19. 3/1/1999 tarihli Yönetmelik"in "Yurttan süresiz çıkarma cezası" kenar başlıklı 23. maddesinin ilgili kısmı şöyledir:

"Yurttan süresiz çıkarma cezası; öğrencinin öğrenimi süresince kurum yurtlarından herhangi birine alınmamak üzere yurtla ilişiğinin kesilmesidir.

Yurttan süresiz çıkarma cezasını gerektiren fiil ve haller şunlardır:

...

f) Milli birlik ve bütünlük duygularını zedeleyici veya bozucu maksatla bayrak ve sembol asmak, kullanmak, marşlar söylemek, açlık grevinde bulunmak, oturma eylemi yapmak, pankart taşımak veya asmak, ideolojik veya politik amaçlı gösteri, toplantı, tören düzenlemek, demeç vermek,

...

Yönetmeliğin bu maddesine göre yurttan ilişiği kesilen öğrencilerin kredileri de kesilir."

20. 3/1/1999 tarihli Yönetmelik"i ilga eden, 9/8/2016 tarihli ve 29796 sayılı Resmî Gazete"de yayımlanan Yüksek Öğrenim Kredi ve Yurtlar Kurumu Yurt İdare ve İşletme Yönetmeliği"nin (9/8/2016 tarihli Yönetmelik) "Dayanak" kenar başlıklı 3. maddesinde ise söz konusu Yönetmelik"in 16/8/1961 tarihli ve 351 sayılı Yüksek Öğrenim Kredi ve Yurt Hizmetleri Kanunu"nun 7. maddesinin sekizinci fıkrasının (c) bendine dayanılarak hazırlandığı belirtilmiştir.

21. 9/8/2016 tarihli Yönetmelik"in dayanağı olan 351 sayılı Kanun"un 7. maddesi ise 2/7/2018 tarihli ve 703 sayılı Anayasada Yapılan Değişikliklere Uyum Sağlanması Amacıyla Bazı Kanun ve Kanun Hükmünde Kararnamelerde Değişiklik Yapılması Hakkında Kanun Hükmünde Kararname"nin (703 sayılı KHK) 11. maddesi ile yürürlükten kaldırılmıştır.
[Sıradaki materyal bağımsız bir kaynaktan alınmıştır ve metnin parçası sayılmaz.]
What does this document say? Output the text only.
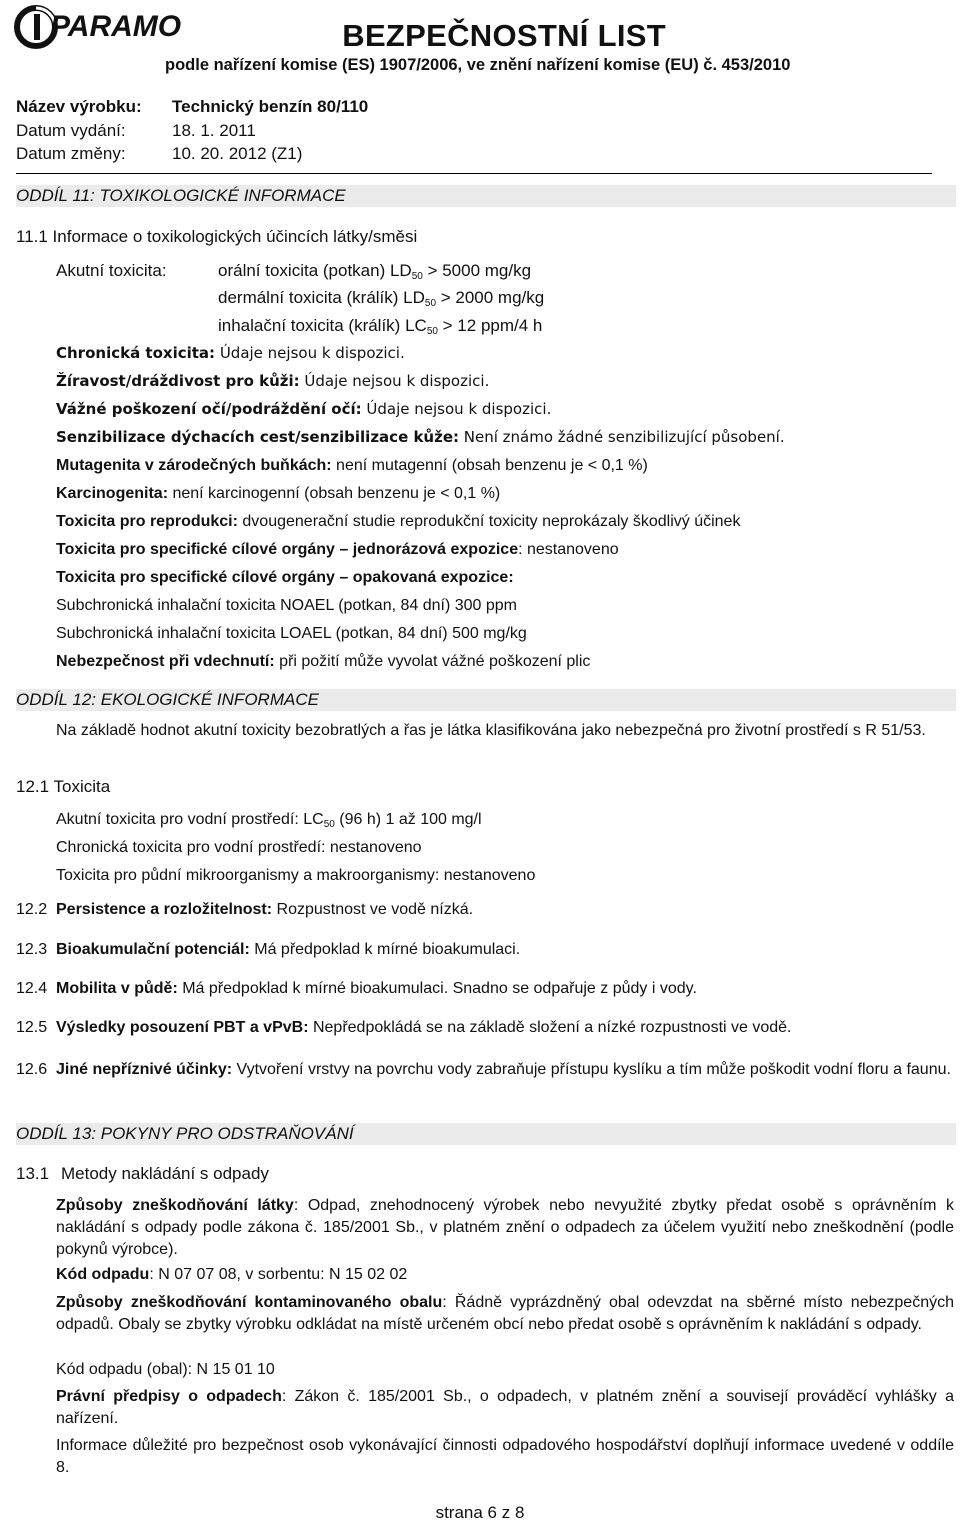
PARAMO	BEZPEČNOSTNÍ LIST
podle nařízení komise (ES) 1907/2006, ve znění nařízení komise (EU) č. 453/2010
Název výrobku: Technický benzín 80/110
Datum vydání:	18. 1. 2011
Datum změny:	10. 20. 2012 (Z1)
ODDÍL 11: TOXIKOLOGICKÉ INFORMACE
11.1 Informace o toxikologických účincích látky/směsi
Akutní toxicita:	orální toxicita (potkan) LD50 > 5000 mg/kg
dermální toxicita (králík) LD50 > 2000 mg/kg
inhalační toxicita (králík) LC50 > 12 ppm/4 h
Chronická toxicita: Údaje nejsou k dispozici.
Žíravost/dráždivost pro kůži: Údaje nejsou k dispozici.
Vážné poškození očí/podráždění očí: Údaje nejsou k dispozici.
Senzibilizace dýchacích cest/senzibilizace kůže: Není známo žádné senzibilizující působení.
Mutagenita v zárodečných buňkách: není mutagenní (obsah benzenu je < 0,1 %)
Karcinogenita: není karcinogenní (obsah benzenu je < 0,1 %)
Toxicita pro reprodukci: dvougenerační studie reprodukční toxicity neprokázaly škodlivý účinek
Toxicita pro specifické cílové orgány – jednorázová expozice: nestanoveno
Toxicita pro specifické cílové orgány – opakovaná expozice:
Subchronická inhalační toxicita NOAEL (potkan, 84 dní) 300 ppm
Subchronická inhalační toxicita LOAEL (potkan, 84 dní) 500 mg/kg
Nebezpečnost při vdechnutí: při požití může vyvolat vážné poškození plic
ODDÍL 12: EKOLOGICKÉ INFORMACE
Na základě hodnot akutní toxicity bezobratlých a řas je látka klasifikována jako nebezpečná pro životní prostředí s R 51/53.
12.1 Toxicita
Akutní toxicita pro vodní prostředí: LC50 (96 h) 1 až 100 mg/l
Chronická toxicita pro vodní prostředí: nestanoveno
Toxicita pro půdní mikroorganismy a makroorganismy: nestanoveno
12.2 Persistence a rozložitelnost: Rozpustnost ve vodě nízká.
12.3 Bioakumulační potenciál: Má předpoklad k mírné bioakumulaci.
12.4 Mobilita v půdě: Má předpoklad k mírné bioakumulaci. Snadno se odpařuje z půdy i vody.
12.5 Výsledky posouzení PBT a vPvB: Nepředpokládá se na základě složení a nízké rozpustnosti ve vodě.
12.6 Jiné nepříznivé účinky: Vytvoření vrstvy na povrchu vody zabraňuje přístupu kyslíku a tím může poškodit vodní floru a faunu.
ODDÍL 13: POKYNY PRO ODSTRAŇOVÁNÍ
13.1 Metody nakládání s odpady
Způsoby zneškodňování látky: Odpad, znehodnocený výrobek nebo nevyužité zbytky předat osobě s oprávněním k nakládání s odpady podle zákona č. 185/2001 Sb., v platném znění o odpadech za účelem využití nebo zneškodnění (podle pokynů výrobce).
Kód odpadu: N 07 07 08, v sorbentu: N 15 02 02
Způsoby zneškodňování kontaminovaného obalu: Řádně vyprázdněný obal odevzdat na sběrné místo nebezpečných odpadů. Obaly se zbytky výrobku odkládat na místě určeném obcí nebo předat osobě s oprávněním k nakládání s odpady.
Kód odpadu (obal): N 15 01 10
Právní předpisy o odpadech: Zákon č. 185/2001 Sb., o odpadech, v platném znění a souvisejí prováděcí vyhlášky a nařízení.
Informace důležité pro bezpečnost osob vykonávající činnosti odpadového hospodářství doplňují informace uvedené v oddíle 8.
strana 6 z 8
Yürürlükten kaldırılmadan önce maddenin dayanak olarak gösterilen ilgili kısmı şöyledir:

"Yönetim Kurulunun görevleri şunlardır:

...

c) Yönetmelik taslaklarını inceleyip, Başbakan veya Kurumun bağlı olduğu Bakan onayına sunmak üzere karara bağlamak"

22. 9/8/2016 tarihli Yönetmelik"te "Yurttan süresiz çıkarma" cezasına ilişkin 3/1/1999 tarihli Yönetmelik"in 23. maddesinin ikinci fıkrasının (f) bendi ile aynı maddenin -yurttan ilişiği kesilen öğrencilerin kredilerinin de kesileceğine dair- son fıkrası aynen korunmuştur.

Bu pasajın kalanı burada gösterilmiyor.